1. Mass, twice-yearly administration of azithromycin to children between 1 and 59 months of age in communities in Niger previously not administered azithromycin significantly reduced childhood mortality rates.
2. Communities given azithromycin for a third year, after receiving it the previous 2 years, had no significant change in childhood mortality rates.
Evidence Rating Level: 1 (Excellent)
Study Rundown: A prior, related tria lMORDOR I showed that twice-yearly azithromycin administration to children in various African countries reduced childhood mortality significantly. There was possibility that if administration were continued, antibiotic resistance could develop and reduce the efficacy of treatment. There was also the potential for increased efficacy through reduction of sensitive bacteria in the community. The MORDOR II (Macrolides Oraux pour Réduire les Décès avec un Oeil sur la Résistance) trial evaluated childhood mortality in various Niger communities who had and had not received azithromycin the previous 2 years. Childhood mortality rates in communities who had and had not previously received azithromycin were similar. In communities not previously administered azithromycin notable reductions in childhood mortality rates were observed.
This study provides additional follow-up to suggest continual community antibiotic treatment in certain countries may reduce childhood mortality rates. It is limited in scope of study to community level data and by a single country sample as opposed to multiple countries in the previous associated trial. Long term effects will also need to be evaluated prior to considering wider administration schemes.

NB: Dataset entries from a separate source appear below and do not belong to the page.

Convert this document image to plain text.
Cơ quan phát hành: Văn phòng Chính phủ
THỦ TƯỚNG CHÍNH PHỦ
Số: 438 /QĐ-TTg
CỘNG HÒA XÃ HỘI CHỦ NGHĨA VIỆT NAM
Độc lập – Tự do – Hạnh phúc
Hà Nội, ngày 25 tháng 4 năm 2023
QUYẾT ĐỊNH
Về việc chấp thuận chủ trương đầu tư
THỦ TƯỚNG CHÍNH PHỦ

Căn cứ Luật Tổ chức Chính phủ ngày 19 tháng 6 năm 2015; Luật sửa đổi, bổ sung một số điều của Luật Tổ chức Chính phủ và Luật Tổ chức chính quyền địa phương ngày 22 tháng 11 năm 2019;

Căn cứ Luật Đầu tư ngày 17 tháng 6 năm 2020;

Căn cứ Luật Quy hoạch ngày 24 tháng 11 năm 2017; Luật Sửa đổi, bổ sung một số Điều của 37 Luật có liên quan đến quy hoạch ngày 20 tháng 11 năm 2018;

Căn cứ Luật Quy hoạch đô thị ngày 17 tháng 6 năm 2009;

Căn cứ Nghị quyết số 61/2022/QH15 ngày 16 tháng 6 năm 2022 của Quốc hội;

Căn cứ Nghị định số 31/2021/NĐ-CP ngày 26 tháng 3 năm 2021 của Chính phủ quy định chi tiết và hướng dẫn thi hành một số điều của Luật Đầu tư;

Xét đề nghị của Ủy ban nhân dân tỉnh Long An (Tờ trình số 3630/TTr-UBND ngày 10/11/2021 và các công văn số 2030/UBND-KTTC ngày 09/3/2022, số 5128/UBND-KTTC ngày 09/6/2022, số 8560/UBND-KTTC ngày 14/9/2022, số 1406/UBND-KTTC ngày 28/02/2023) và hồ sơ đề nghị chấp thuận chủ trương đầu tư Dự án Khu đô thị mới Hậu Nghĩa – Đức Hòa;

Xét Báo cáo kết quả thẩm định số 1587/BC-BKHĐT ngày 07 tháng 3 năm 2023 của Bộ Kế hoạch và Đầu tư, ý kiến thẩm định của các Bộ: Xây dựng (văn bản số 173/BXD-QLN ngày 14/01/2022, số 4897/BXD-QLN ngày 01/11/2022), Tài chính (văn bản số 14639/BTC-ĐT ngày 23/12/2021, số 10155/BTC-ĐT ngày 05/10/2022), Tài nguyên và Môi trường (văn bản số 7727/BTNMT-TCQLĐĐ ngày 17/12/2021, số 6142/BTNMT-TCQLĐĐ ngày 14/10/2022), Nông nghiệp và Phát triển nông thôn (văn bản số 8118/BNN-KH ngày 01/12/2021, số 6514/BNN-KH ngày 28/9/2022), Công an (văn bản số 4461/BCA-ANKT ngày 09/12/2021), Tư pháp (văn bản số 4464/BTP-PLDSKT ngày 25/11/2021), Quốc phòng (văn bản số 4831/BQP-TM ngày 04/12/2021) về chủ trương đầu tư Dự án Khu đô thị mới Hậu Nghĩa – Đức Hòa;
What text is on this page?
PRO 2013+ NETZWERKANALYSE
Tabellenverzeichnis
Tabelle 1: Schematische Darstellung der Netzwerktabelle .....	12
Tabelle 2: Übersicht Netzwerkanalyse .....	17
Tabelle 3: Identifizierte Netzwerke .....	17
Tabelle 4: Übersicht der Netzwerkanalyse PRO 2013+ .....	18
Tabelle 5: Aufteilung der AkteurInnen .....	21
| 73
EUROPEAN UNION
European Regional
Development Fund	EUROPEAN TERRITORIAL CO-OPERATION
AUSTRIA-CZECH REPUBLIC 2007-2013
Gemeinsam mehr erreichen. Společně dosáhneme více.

Click to read the study in NEJM
Relevant Reading: Re-emergence of yaws after single mass azithromycin treatment followed by targeted treatment: a longitudinal study
In-Depth [prospective cohort]: This prospective cohort trial was conducted from 2017 to 2018. Communities (n=594) identified in Niger for study inclusion were already identified from the MORDOR I trial. All children age 1 to 59 months and weighing at least 3800g were eligible for treatment with azithromycin. Twice yearly dosing for one year of 20mg of azithromycin per kg of body weight was given. Mortality rates were established via community census data collected during the study. Approximately 92% of the target population in the communities received azithromycin. Mortality rates per 1000 person-years were comparable between communities who had received azithromycin for the first time (24.0, 95% confidence interval [CI], 22.1 to 26.3) and the prior 2 years (23.3 deaths, 95% CI, 21.4 to 25.5). The first year of treatment did not show a greater mortality reduction effect compared to the third year of treatment (P=0.55). In communities not previously receiving azithromycin a significant childhood mortality reduction of 13.3% was observed (95% CI, 5.8 to 20.2; P = 0.007). There was no significant difference in mortality rates between the first two years of treatment and the third year in communities already administered azithromycin (−3.6%; 95% CI, −12.3 to 4.5; P = 0.50). No serious adverse events were determined to be caused by azithromycin.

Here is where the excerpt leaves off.